The UK condemns the military coup & the detention of democratically elected members of the civilian government, including the State Counsellor & the President, as well as civil society figures.
— UK at the UN 🇬🇧 (@UKUN_NewYork) February 2, 2021
A ‘return to normalcy’
Britain’s U.N. Ambassador Barbara Woodward, whose nation holds the council’s revolving presidency for February, read the council statement aloud to reporters at U.N. headquarters in New York. Separately, she released a more strongly worded statement by her nation condemning the coup.
Starting in 1962, Myanmar endured five decades of military-led isolation. After Suu Kyi became leader of its pro-democracy movement, she was put under house arrest for 15 of the following 22 years of military rule.
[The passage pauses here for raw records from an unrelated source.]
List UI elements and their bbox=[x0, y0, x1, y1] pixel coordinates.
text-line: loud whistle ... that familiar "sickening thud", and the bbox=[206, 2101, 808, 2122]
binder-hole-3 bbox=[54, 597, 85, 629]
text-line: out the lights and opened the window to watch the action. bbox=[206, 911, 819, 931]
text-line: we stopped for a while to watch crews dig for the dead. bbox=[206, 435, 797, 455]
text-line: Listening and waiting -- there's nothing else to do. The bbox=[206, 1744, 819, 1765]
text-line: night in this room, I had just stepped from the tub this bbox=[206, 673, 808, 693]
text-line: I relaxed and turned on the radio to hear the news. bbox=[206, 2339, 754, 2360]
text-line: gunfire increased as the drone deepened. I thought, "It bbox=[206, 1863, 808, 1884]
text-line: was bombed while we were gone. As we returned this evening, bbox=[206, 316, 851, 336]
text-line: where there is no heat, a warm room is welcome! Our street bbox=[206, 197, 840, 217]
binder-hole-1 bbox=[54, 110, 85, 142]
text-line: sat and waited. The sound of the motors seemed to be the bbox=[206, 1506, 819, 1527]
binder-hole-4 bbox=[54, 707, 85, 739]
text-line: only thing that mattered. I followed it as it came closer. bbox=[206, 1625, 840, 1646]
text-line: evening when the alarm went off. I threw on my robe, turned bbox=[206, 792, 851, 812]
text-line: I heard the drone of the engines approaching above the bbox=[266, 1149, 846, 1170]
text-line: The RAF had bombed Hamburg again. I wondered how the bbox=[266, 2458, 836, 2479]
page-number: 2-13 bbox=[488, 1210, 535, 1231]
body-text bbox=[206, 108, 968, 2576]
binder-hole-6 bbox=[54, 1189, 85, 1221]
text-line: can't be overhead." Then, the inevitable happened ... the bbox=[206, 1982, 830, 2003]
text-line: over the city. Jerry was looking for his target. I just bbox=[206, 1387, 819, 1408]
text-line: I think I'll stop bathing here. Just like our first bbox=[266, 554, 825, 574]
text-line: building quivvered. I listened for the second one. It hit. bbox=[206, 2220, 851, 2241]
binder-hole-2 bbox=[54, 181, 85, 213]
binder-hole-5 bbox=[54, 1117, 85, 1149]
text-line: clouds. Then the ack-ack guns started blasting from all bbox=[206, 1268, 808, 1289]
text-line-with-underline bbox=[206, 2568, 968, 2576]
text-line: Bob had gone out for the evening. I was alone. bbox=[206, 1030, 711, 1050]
But after a 2010 general election and her election to parliament in 2012, the United States and other Western governments eased up on economic restrictions and Myanmar restored her party to power in 2015.
Her stature as a pro-democracy icon diminished on the international stage, however, with her failure to condemn the Myanmar military’s ethnic cleansing of minority Rohingya Muslims that fled by the hundreds of thousands into neighboring Bangladesh in 2018. A U.N. human rights investigator urged the world body last year to “step up its efforts” to protect the Rohingyas from alleged war crimes and crimes against humanity.
On Monday, the Association of Southeast Asian Nations recommended the restoration of “political stability” in Myanmar, one of its 10 members. ASEAN’s members — which also include Brunei, Cambodia, Indonesia, Laos, Malaysia, Philippines, Singapore, Thailand, and Vietnam — noted its charter urges adherance to principles of democracy, rule of law, good governance, human rights and basic freedoms.
“We encourage the pursuance of dialogue, reconciliation and the return to normalcy in accordance with the will and interests of the people of Myanmar,” its brief statement said.